Limitations of this study include the single center and retrospective nature and potential confounders inherent with such a design. Measures taken to limit confounding include a well-balanced and similar baseline patient population and the exclusion of patients on intravenous UFH for non-AF conditions as their primary indication for bridging. UFH protocols and medical practice may vary among institutions. Differences in physician, pharmacy and nursing practice can affect the degree of UFH infusion prescribing, dosing, titration, and monitoring. Studies have suggested that monitoring UFH infusions with anti-Xa levels compared to aPTT is superior in maintaining values within goal range.21, 22 However, therapeutic dosing of UFH with regards to safety and efficacy has been guided by aPTT, not anti-Xa levels in clinical trials, mostly acute coronary syndrome. This study did not assess the difference in bleeding events and the type of monitoring used (aPTT or anti-Xa). The type of monitoring was chosen at the discretion of the providers and the baseline characteristics were well balanced between the two groups. In addition, as can be seen in the heparin protocols viewed in Tables S1 and S2, there were some overlap in anticoagulation intensities as measured by therapeutic goal ranges (ie, mechanic valve protocol [high intensity] and heart failure protocol [low intensity] have a goal anti-Xa levels of 0.35-0.7 and 0.35-0.5 units/mL, respectively).
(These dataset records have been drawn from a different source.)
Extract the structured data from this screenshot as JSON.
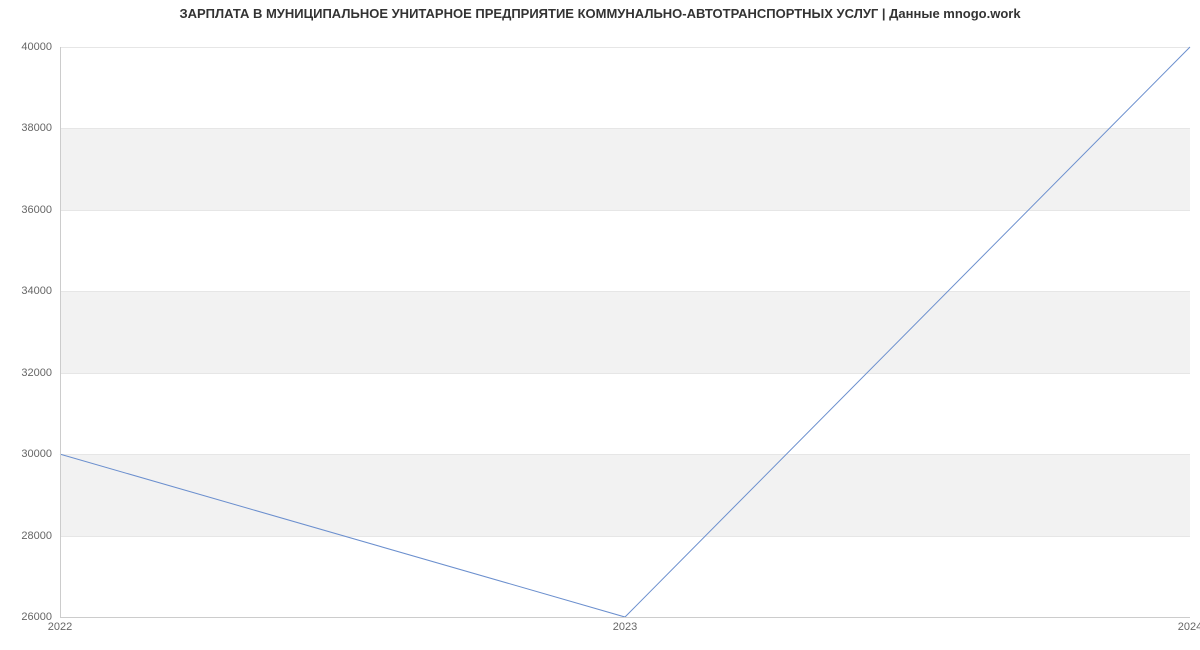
{
  "chart_data": {
    "type": "line",
    "title": "ЗАРПЛАТА В МУНИЦИПАЛЬНОЕ УНИТАРНОЕ ПРЕДПРИЯТИЕ КОММУНАЛЬНО-АВТОТРАНСПОРТНЫХ УСЛУГ | Данные mnogo.work",
    "x": [
      2022,
      2023,
      2024
    ],
    "values": [
      30000,
      26000,
      40000
    ],
    "x_ticks": [
      2022,
      2023,
      2024
    ],
    "y_ticks": [
      26000,
      28000,
      30000,
      32000,
      34000,
      36000,
      38000,
      40000
    ],
    "xlabel": "",
    "ylabel": "",
    "xlim": [
      2022,
      2024
    ],
    "ylim": [
      26000,
      40000
    ],
    "line_color": "#6b8fce",
    "grid": true
  }
}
The small sample size limited the ability to detect differences in the secondary endpoints. However, prior studies were also unable to detect differences in thromboembolic events given the inherent low rate of occurrence in bridging and large numbers needed to show such a small difference.3-7

The results of this study demonstrate that use of a low intensity UFH regimen in hospitalized AF patients can decrease major morbidity by decreasing both any and major bleeding event rates without a signal of increasing systemic thromboemboli. Low intensity UFH should now be the preferred dosing strategy for this population of patients in clinical practice.

CONFLICT OF INTEREST

The authors declare no potential conflict of interests.